Nvdsosd plugin profiling shows device-to-host and host-to-device transfers, why?

**• Hardware Platform: RTXA4000
**• DeepStream Version: 6.0
**• TensorRT Version: 8.0.1
**• NVIDIA GPU Driver Version: 470.94
**• Issue Type: NvDsOsd unnecessarily doing DeviceToHost and HostToDevice transfers

Reproduce the issue:

1- Build container

./docker_build.sh

2 - Run container

./docker_run.sh

3- Build application

mkdir appsink_nvmm/build
cd appsink_nvmm/build
cmake ..
make

4 - Run application

./appsink_nvmm

profile the application using:

nsys profile --trace cuda,osrt,nvtx --force-overwrite true ./appsink_nvmm

5 - change process-mode from 1 to 0 in appsink_nvmm.cpp

repeat steps 1 through 4

nvdsosd-transparency-demo-main.zip (30.0 KB)

Observe, for every frame processed, when process-mode is set to 1 (gpu-mode) there is a memcpy from device to host and from host to device.

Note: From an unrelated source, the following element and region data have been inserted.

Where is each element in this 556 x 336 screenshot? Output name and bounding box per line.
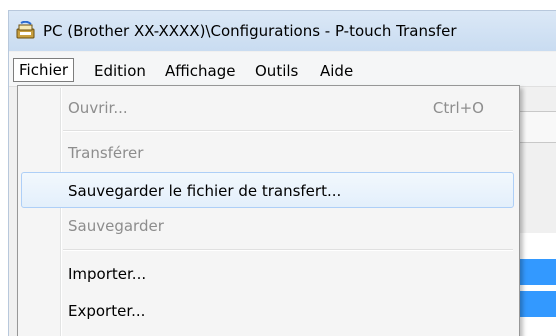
p-touch-transfer-icon	[15, 20, 37, 41]
menu-item-sauvegarder-fichier-transfert[interactable]: Sauvegarder le fichier de transfert...	[21, 172, 514, 208]
menu-separator	[63, 130, 513, 132]
menu-item-shortcut: Ctrl+O	[432, 99, 484, 117]
menu-item-label: Transférer	[68, 144, 144, 162]
selected-row-partial[interactable]	[514, 291, 556, 317]
menu-bar: Fichier Edition Affichage Outils Aide	[9, 52, 556, 87]
toolbar-button-partial[interactable]	[514, 111, 556, 143]
menu-item-label: Exporter...	[68, 302, 146, 320]
menu-item-label: Sauvegarder	[68, 217, 164, 235]
menu-fichier[interactable]: Fichier	[13, 58, 75, 82]
menu-item-label: Importer...	[68, 265, 147, 283]
title-bar: PC (Brother XX-XXXX)\Configurations - P-…	[9, 11, 556, 51]
menu-item-importer[interactable]: Importer...	[21, 256, 514, 292]
menu-item-label: Sauvegarder le fichier de transfert...	[68, 182, 342, 200]
page-header-cropped	[0, 0, 556, 6]
window-title: PC (Brother XX-XXXX)\Configurations - P-…	[43, 22, 457, 40]
menu-item-label: Ouvrir...	[68, 99, 128, 117]
menu-item-sauvegarder[interactable]: Sauvegarder	[21, 208, 514, 244]
file-menu-dropdown: Ouvrir... Ctrl+O Transférer Sauvegarder …	[17, 85, 520, 336]
app-window: PC (Brother XX-XXXX)\Configurations - P-…	[8, 10, 556, 336]
menu-affichage[interactable]: Affichage	[160, 60, 240, 82]
menu-item-transferer[interactable]: Transférer	[21, 135, 514, 171]
menu-item-exporter[interactable]: Exporter...	[21, 293, 514, 329]
menu-separator	[63, 249, 513, 251]
menu-item-ouvrir[interactable]: Ouvrir... Ctrl+O	[21, 90, 514, 126]
menu-outils[interactable]: Outils	[250, 60, 303, 82]
menu-edition[interactable]: Edition	[89, 60, 151, 82]
menu-aide[interactable]: Aide	[315, 60, 358, 82]
selected-row-partial[interactable]	[514, 259, 556, 285]
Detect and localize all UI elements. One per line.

Observe, for every frame processed, when process-mode is set to 0 (cpu-mode) there is a memcpy from device to host twice, and from host to device twice.

This may not be problematic for the example processing720p @ 30 fps, but for an application processing 4K @ 60fps the transfers are 18X larger and this becomes a bottleneck.

Why is nvdsosd transfering memory to and from the host?

Currently, the “text”, “circle” OSDs can only be drawn by CPU, so there is memory transferring between gpu and host.

This topic was automatically closed 14 days after the last reply. New replies are no longer allowed.